Charles Chaplin (1889-1977)
No
ápice do cenário de entroncamento do Capitalismo com a Revolução Industrial,
tendo em vista suas respectivas historicidades, que Charles Spencer Chaplin (1889-1977)
nasce, cresce e se mostra ao mundo como um dos maiores ícones do cinema.
Nascido em 16 de Abril de 1889 em Walworth, Londres, Inglaterra. Chaplin teve
uma infância de pauperismo e privações diversas, margeando assim disfunções
sociais, como endossa BAZIN (2006, p. 09, 10): “Charles Chaplin, abandonado
pelo pai alcoólatra, viveu seus primeiros anos na angústia de ver a mãe ser
levada para o asilo; depois, quando a internaram definitivamente, na aflição de
ser perseguido pela polícia. Era um pequeno vagabundo de nove anos que se
esgueirava pelos muros de Kensignton Road. (...) cuja mãe morreu louca, beirou
a alienação... (...). De uns anos pra cá, vem se estudando mais seriamente o
caso de crianças que cresceram no isolamento, na miséria moral, física ou
material, e os especialistas descrevem o autismo como mecanismo de defesa...
(...) Carlitos não é antissocial, mas associal, e que aspira a ingressar na
sociedade (...). Embora não fosse o único cineasta a descrever a fome, foi o
único a conhece-la...”.
Os
filmes de Chaplin com certa frequência traziam alguma relação de desnude da
pobreza, até porque o personagem Carlitos tipificava o clássico vagabundo.

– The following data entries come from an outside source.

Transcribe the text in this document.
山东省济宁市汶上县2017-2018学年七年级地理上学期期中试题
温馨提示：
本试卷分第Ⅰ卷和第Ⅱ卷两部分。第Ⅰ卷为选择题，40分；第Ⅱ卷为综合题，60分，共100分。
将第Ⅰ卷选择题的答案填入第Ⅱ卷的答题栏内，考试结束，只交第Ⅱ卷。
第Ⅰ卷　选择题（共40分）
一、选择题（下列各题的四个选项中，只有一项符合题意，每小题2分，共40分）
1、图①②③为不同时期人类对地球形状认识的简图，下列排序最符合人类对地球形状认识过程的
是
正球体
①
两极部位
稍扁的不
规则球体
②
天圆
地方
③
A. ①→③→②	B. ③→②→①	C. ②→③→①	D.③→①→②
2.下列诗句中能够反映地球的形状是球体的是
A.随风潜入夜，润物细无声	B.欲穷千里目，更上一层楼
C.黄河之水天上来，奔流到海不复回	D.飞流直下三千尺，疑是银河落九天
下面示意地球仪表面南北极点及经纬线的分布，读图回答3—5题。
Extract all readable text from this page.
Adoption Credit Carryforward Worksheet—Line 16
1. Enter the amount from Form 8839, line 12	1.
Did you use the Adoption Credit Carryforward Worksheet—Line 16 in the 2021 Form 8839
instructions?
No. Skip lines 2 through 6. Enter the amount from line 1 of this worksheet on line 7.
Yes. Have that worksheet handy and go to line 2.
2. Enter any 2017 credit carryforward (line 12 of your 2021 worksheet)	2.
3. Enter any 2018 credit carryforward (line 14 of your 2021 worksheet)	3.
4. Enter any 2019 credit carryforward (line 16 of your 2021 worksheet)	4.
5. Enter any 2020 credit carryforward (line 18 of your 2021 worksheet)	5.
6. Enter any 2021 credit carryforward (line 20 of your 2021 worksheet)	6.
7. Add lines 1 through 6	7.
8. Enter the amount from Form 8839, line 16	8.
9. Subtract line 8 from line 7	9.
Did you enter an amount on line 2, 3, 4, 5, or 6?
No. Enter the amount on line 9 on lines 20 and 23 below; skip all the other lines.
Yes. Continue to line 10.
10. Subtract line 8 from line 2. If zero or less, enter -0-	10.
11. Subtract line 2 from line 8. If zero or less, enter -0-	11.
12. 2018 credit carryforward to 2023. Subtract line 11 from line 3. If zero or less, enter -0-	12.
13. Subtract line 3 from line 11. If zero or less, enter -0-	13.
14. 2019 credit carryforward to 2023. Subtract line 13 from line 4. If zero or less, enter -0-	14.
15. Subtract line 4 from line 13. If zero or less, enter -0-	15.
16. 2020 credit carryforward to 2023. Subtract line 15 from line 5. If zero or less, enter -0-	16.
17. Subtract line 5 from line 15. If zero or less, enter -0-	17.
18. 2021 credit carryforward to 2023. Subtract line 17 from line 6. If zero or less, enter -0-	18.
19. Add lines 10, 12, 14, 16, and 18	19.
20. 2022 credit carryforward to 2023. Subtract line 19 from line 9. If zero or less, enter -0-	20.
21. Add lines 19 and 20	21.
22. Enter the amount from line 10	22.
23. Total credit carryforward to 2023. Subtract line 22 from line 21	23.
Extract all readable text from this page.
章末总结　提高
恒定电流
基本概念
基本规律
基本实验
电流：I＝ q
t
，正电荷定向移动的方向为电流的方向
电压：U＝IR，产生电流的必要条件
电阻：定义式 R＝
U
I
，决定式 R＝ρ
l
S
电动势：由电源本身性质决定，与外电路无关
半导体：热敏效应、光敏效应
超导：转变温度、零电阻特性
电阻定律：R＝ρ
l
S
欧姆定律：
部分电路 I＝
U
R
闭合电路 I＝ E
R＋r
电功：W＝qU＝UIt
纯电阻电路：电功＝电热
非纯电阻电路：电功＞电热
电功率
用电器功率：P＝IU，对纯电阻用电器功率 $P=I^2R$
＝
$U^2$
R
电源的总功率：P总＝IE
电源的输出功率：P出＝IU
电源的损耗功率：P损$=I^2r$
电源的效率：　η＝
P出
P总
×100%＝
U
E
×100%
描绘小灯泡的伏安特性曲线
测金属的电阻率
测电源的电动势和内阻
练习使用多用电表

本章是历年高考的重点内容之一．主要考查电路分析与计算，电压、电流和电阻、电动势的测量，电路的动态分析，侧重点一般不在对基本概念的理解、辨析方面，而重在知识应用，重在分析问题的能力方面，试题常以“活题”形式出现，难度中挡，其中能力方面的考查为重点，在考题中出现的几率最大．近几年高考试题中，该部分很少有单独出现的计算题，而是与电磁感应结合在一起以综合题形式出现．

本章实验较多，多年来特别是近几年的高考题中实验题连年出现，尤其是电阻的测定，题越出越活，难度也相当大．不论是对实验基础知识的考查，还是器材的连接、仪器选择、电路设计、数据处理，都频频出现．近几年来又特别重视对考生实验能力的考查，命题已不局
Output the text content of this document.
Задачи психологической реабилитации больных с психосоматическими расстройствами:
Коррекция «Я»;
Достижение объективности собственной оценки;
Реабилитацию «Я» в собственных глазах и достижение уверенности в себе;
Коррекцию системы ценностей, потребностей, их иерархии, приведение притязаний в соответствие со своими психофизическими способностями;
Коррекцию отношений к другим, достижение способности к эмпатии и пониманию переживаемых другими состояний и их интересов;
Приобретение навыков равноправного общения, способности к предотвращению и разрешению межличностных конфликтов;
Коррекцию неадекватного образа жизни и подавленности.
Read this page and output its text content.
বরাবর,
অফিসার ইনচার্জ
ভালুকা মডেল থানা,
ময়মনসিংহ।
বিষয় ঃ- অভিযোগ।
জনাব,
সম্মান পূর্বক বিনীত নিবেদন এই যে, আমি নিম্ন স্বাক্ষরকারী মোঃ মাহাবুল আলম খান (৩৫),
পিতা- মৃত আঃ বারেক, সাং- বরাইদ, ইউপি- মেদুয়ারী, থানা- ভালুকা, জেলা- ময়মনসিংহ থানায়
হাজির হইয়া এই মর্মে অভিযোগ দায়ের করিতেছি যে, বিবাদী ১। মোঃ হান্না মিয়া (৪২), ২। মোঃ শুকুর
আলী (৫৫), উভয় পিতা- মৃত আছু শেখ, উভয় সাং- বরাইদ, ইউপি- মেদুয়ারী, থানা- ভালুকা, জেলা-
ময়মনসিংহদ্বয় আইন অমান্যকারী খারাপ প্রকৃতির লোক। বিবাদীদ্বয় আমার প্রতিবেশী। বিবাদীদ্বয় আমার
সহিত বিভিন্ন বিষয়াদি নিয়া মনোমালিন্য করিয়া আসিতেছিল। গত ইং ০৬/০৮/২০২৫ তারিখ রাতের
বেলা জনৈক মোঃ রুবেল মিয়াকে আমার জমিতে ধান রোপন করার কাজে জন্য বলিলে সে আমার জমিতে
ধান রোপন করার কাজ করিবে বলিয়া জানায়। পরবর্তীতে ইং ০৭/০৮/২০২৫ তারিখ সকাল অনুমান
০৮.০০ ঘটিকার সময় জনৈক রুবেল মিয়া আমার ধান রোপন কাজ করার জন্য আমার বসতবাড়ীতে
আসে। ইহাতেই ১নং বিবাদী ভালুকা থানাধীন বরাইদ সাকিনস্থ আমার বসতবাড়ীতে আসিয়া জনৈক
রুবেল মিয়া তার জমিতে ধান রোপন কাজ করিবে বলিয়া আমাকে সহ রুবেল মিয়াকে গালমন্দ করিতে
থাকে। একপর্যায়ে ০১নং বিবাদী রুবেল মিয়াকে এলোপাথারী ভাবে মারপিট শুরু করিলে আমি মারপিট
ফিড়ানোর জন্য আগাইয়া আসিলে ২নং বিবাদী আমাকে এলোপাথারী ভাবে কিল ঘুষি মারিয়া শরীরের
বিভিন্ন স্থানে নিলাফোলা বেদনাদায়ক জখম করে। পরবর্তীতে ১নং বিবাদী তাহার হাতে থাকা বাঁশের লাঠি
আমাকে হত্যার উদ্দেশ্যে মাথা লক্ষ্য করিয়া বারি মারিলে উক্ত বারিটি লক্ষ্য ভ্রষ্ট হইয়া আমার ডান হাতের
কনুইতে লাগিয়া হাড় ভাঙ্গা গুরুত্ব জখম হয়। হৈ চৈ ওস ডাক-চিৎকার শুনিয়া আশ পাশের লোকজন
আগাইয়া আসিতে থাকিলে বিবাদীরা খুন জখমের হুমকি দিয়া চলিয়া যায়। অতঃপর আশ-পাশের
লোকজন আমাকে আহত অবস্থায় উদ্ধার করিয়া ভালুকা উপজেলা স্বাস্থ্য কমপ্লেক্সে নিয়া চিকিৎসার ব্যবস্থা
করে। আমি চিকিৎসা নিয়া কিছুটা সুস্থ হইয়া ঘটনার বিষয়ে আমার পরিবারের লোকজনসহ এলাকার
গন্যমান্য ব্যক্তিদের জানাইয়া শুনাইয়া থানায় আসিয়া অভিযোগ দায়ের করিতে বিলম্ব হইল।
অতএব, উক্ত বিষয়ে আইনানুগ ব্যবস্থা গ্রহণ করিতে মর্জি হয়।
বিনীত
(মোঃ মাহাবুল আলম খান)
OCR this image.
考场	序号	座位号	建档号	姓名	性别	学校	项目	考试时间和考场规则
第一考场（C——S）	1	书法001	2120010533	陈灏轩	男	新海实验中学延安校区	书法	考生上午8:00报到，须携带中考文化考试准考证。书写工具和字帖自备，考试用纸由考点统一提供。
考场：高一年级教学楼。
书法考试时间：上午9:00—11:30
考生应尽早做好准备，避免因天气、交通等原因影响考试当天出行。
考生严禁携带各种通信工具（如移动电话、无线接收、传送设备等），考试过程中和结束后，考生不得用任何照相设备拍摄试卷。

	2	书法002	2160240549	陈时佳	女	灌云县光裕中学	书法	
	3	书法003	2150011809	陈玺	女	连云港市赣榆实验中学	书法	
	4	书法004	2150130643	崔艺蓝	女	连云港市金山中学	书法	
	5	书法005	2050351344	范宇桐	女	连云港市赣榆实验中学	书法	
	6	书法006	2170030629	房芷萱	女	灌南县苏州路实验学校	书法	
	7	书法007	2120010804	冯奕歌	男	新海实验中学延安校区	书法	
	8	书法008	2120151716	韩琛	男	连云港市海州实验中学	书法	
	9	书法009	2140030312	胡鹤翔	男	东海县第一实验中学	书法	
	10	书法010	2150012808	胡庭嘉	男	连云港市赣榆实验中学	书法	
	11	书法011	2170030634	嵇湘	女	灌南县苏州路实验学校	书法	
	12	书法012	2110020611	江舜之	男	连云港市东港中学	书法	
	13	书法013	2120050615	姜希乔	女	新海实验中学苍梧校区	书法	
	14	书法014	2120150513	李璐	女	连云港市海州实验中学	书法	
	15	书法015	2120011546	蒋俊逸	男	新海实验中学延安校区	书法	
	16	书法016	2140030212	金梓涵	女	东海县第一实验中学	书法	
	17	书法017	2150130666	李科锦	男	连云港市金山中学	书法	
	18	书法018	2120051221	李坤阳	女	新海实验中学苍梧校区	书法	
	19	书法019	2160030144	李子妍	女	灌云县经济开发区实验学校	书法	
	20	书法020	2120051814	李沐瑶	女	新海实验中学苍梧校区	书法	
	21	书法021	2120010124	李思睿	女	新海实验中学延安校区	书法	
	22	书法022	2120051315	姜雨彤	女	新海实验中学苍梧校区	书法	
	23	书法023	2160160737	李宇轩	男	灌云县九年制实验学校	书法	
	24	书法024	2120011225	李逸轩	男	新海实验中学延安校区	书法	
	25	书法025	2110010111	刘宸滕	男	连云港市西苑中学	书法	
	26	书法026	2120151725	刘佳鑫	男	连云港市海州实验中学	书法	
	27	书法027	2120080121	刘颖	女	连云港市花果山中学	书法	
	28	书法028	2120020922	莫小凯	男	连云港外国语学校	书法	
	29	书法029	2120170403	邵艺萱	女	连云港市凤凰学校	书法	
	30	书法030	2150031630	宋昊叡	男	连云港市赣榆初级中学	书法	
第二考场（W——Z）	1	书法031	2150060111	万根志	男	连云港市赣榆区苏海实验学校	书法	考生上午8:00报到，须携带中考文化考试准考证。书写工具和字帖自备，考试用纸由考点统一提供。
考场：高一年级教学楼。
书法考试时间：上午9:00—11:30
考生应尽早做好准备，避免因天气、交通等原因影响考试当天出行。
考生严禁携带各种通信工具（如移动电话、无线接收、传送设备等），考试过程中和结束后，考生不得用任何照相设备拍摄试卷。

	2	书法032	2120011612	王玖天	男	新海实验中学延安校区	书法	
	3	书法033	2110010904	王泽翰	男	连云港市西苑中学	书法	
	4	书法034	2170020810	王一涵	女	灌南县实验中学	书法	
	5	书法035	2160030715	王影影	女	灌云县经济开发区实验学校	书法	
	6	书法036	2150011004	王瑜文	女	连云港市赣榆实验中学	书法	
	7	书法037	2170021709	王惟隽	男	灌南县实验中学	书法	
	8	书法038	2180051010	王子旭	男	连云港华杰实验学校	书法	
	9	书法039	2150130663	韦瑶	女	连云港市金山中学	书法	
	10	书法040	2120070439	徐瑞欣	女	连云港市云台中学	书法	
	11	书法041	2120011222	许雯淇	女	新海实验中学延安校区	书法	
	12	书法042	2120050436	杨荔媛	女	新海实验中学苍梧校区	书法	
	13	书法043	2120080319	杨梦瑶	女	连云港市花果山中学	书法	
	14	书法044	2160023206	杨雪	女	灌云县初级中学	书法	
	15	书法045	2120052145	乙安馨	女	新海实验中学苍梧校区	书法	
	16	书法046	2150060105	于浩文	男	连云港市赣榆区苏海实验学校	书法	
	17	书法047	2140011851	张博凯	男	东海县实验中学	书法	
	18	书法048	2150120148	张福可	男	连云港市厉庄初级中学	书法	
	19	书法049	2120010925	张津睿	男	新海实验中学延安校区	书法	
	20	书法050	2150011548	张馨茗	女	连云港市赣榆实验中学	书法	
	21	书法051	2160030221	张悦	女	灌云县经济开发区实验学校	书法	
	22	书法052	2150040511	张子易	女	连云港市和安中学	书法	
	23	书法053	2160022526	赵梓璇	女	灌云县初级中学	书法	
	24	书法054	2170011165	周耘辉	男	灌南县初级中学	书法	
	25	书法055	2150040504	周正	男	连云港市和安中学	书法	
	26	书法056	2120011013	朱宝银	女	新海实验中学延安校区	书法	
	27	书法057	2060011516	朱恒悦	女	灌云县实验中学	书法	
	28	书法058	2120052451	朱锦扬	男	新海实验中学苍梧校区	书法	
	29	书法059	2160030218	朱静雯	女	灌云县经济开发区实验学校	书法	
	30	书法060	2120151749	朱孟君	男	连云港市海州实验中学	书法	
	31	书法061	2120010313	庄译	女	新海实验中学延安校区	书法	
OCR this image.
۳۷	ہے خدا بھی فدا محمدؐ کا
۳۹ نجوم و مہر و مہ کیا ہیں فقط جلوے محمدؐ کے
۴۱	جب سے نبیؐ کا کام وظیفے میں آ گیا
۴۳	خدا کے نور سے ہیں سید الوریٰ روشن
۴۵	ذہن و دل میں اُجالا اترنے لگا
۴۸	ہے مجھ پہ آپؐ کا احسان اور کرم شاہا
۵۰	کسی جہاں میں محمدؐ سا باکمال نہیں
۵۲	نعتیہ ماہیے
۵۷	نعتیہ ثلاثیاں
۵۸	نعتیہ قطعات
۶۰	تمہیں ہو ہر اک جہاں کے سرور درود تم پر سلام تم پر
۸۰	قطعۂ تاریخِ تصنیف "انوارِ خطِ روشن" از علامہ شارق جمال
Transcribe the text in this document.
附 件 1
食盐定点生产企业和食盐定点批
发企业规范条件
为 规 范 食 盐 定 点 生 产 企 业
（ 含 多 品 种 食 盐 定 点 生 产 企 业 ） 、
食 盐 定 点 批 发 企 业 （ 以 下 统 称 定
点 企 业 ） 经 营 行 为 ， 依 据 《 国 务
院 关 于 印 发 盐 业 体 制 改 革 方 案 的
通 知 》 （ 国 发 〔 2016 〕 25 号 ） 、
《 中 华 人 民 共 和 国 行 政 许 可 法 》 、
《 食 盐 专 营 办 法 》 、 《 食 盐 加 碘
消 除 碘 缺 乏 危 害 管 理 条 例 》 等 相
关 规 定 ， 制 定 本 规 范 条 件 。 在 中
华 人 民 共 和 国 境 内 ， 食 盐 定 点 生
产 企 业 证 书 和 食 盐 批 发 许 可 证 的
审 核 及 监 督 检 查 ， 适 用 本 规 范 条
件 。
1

Contudo, Chaplin conseguia ir além de um estereótipo de naturalização da
pauperização. Chaplin tateava uma reafirmação das características
representativas da classe proletária para além da carência financeira,
atributos estes que HOGGART (1973) afirmou tempos depois estar sendo
desconstruído intencionalmente, ou seja, a classe proletária está ficando sem classe
(identidade, representatividade, tipificação).
Chaplin
vale-se da arte cinematográfica para demostrar que no campo da pobreza existem
virtudes que os define no âmbito da cidadania (humanização). A exemplo tem-se a
representação do personagem Carlitos em O
Circo (1928) que faminto e com apenas uma fatia de pão nas mãos, ainda sim
compartilha do alimento com uma garota igualmente faminta – demonstrando a
fraternidade/irmandade como característica intrínseca nas classes
desfavorecidas economicamente. Isto também fica notório Em Busca do Ouro (1925) quando Carlitos faz de sua bota a refeição
principal, e com intencionalidade fraternal ele a compartilha.
Charles
Chaplin se consagrou como ator, especialmente na figura de Carlitos (conhecido
também por: Charlot, The Tramp, O
Vagabundo[1] - personagem
de inúmeros filmes de Chaplin). Entretanto, Chaplin também atuou como diretor,
roteirista, produtor de trilhas sonoras musicais para seus próprios filmes. E
por ter total controle sobre suas produções cinematográficas fora, então,
possível transparecer seu estranhamento com a sociedade moderna através de uma
tragicomicidade imanente à Chaplin (e ao seu cinema).
Chaplin
usou o cinema como forma de dialogar com várias temáticas sociais da sua época
(algumas destas ainda latentes, mesmo 100 anos depois do surgimento de Carlitos
- 1914), a saber: luta de classe, preconceitos sociais, desigualdade social, exploração
do trabalhador, desumanização das relações sociais e política. Como acrescenta
LOURENÇO (2008, p. 91, 93, 96): “Em suas aventuras, Carlitos descortina as
contradições da sociedade moderna, fundada sobre o modo de produção desigual em
sua essência. Em síntese, ele é um homem simples, o vagabundo que luta contra
as dificuldades quase insuperáveis e que desenvolve a paz e a ordem ao universo
apenas pelas suas atitudes humanistas contra o esfacelamento do tecido social.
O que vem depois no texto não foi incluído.